Even then, we do not necessarily have the luxury to get under the sheets at 9 p.m. every night. Getting well rested 8 hours of sleep seems almost extravagant to a lot of us. Especially when we are in college, the time we transition from systematic high school schedule to sporadic schedule that changes every semester, it gets exhausting. Not only that we have to constantly re-adapt into the alteration of class and work schedules, but there are a lot of other things that keep us from calling an early night.
For some mystical reasons, time evaporates after midnight. A few nights ago, I was at the library around 10 p.m. I’ve meant to get home by 12 a.m., and by the time I checked the time, it was 2 am. Then after about what it felt like 45 minutes, that thick red clock hand was heading towards the number five. I was to be up in two hours to make it to 8 am class. I set the alarm to go on for every 5 minutes from 6 a.m. with the maximized volume. I was most definitely ready to give in. Did it happen? Absolutely not. It would have been better to have not slept at all so that I would not have missed my only class that day. The silver lining was that I had only one class that day; but what if it happens when I have four classes? We can’t afford to miss four classes, no.

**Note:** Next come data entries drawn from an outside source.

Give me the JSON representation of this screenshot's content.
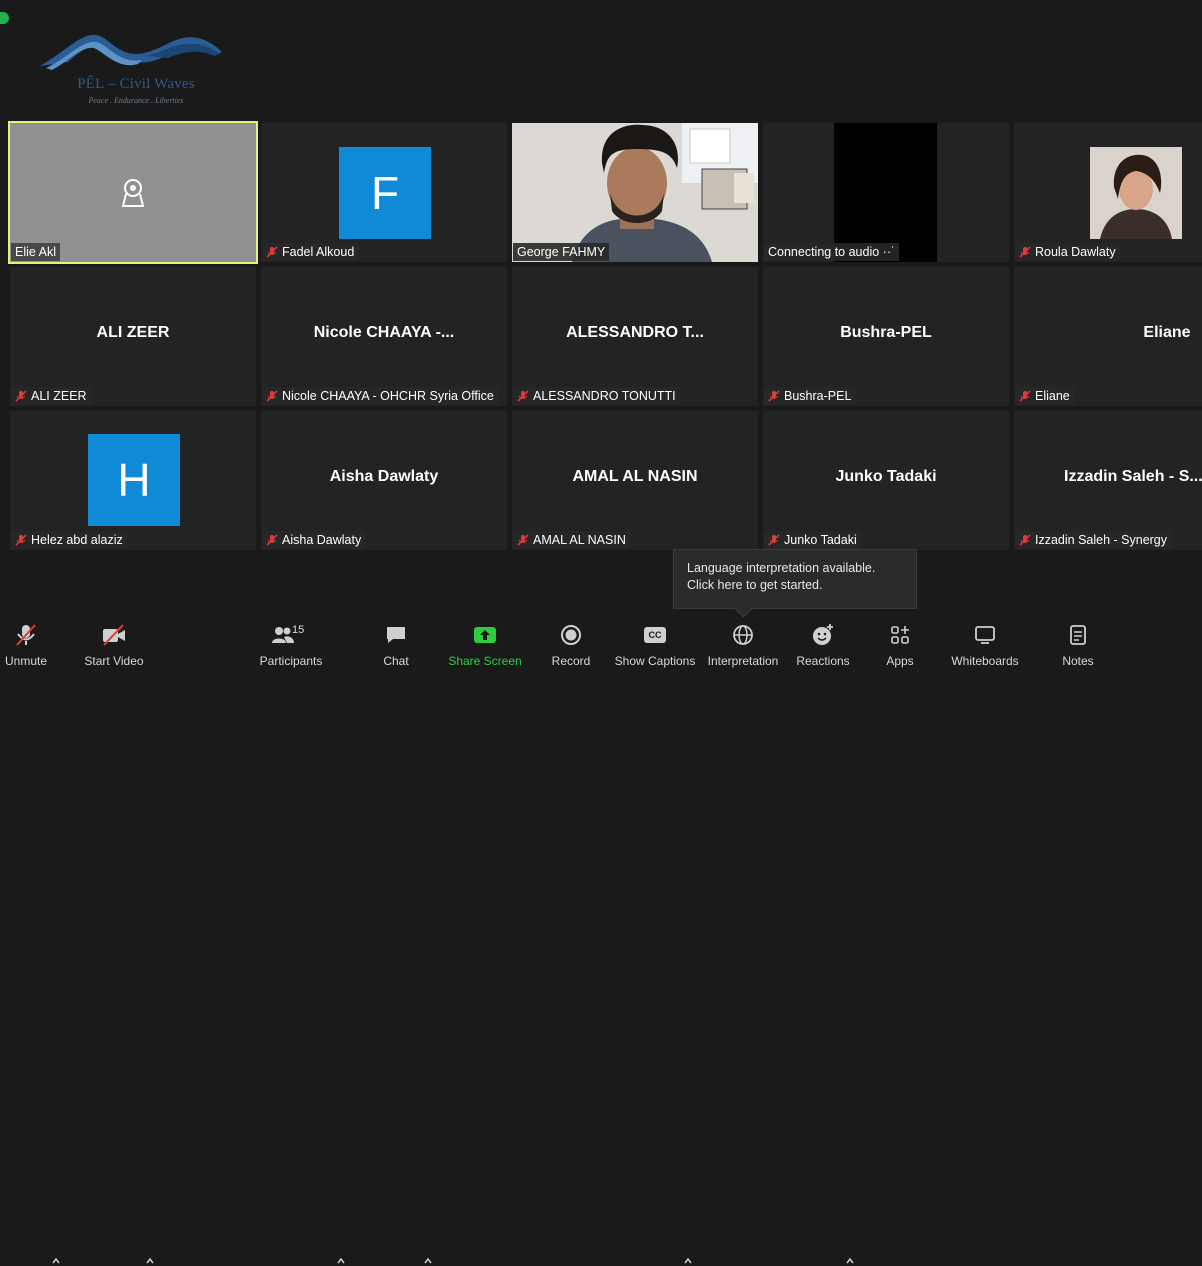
{
  "logo": {
    "title": "PÊL – Civil Waves",
    "tagline": "Peace . Endurance . Liberties"
  },
  "tiles": [
    {
      "name": "Elie Akl",
      "muted": false
    },
    {
      "name": "Fadel Alkoud",
      "avatar_letter": "F",
      "muted": true
    },
    {
      "name": "George FAHMY",
      "muted": false
    },
    {
      "name": "Connecting to audio ··˙",
      "muted": false
    },
    {
      "name": "Roula Dawlaty",
      "muted": true
    },
    {
      "display": "ALI ZEER",
      "name": "ALI ZEER",
      "muted": true
    },
    {
      "display": "Nicole  CHAAYA  -...",
      "name": "Nicole CHAAYA - OHCHR Syria Office",
      "muted": true
    },
    {
      "display": "ALESSANDRO  T...",
      "name": "ALESSANDRO TONUTTI",
      "muted": true
    },
    {
      "display": "Bushra-PEL",
      "name": "Bushra-PEL",
      "muted": true
    },
    {
      "display": "Eliane",
      "name": "Eliane",
      "muted": true
    },
    {
      "name": "Helez abd alaziz",
      "avatar_letter": "H",
      "muted": true
    },
    {
      "display": "Aisha Dawlaty",
      "name": "Aisha Dawlaty",
      "muted": true
    },
    {
      "display": "AMAL AL NASIN",
      "name": "AMAL AL NASIN",
      "muted": true
    },
    {
      "display": "Junko Tadaki",
      "name": "Junko Tadaki",
      "muted": true
    },
    {
      "display": "Izzadin Saleh - S...",
      "name": "Izzadin Saleh - Synergy",
      "muted": true
    }
  ],
  "tooltip": {
    "line1": "Language interpretation available.",
    "line2": "Click here to get started."
  },
  "toolbar": {
    "unmute": "Unmute",
    "start_video": "Start Video",
    "participants": "Participants",
    "participants_count": "15",
    "chat": "Chat",
    "share_screen": "Share Screen",
    "record": "Record",
    "show_captions": "Show Captions",
    "cc": "CC",
    "interpretation": "Interpretation",
    "reactions": "Reactions",
    "apps": "Apps",
    "whiteboards": "Whiteboards",
    "notes": "Notes"
  },
  "colors": {
    "background": "#1a1a1a",
    "tile": "#232323",
    "active_speaker": "#e6f07a",
    "share_green": "#2ecc40",
    "avatar_blue": "#0e8ad7",
    "mute_red": "#e03b3b"
  }
}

I agree, it was not a very wise decision to have made, and I could definitely have better time management skills. But to me, college isn’t all about planning, discipline, and early-birding. It is doubtless that they are important too. Then does that make it inevitable for me to be sleep deprived and chased by the deadline unless I make sacrifices, all throughout the college? Then will the college be an end to the vicious cycle, or does it prolong until I succumb through the discipline and responsibilities, I ask. So that is adulthood.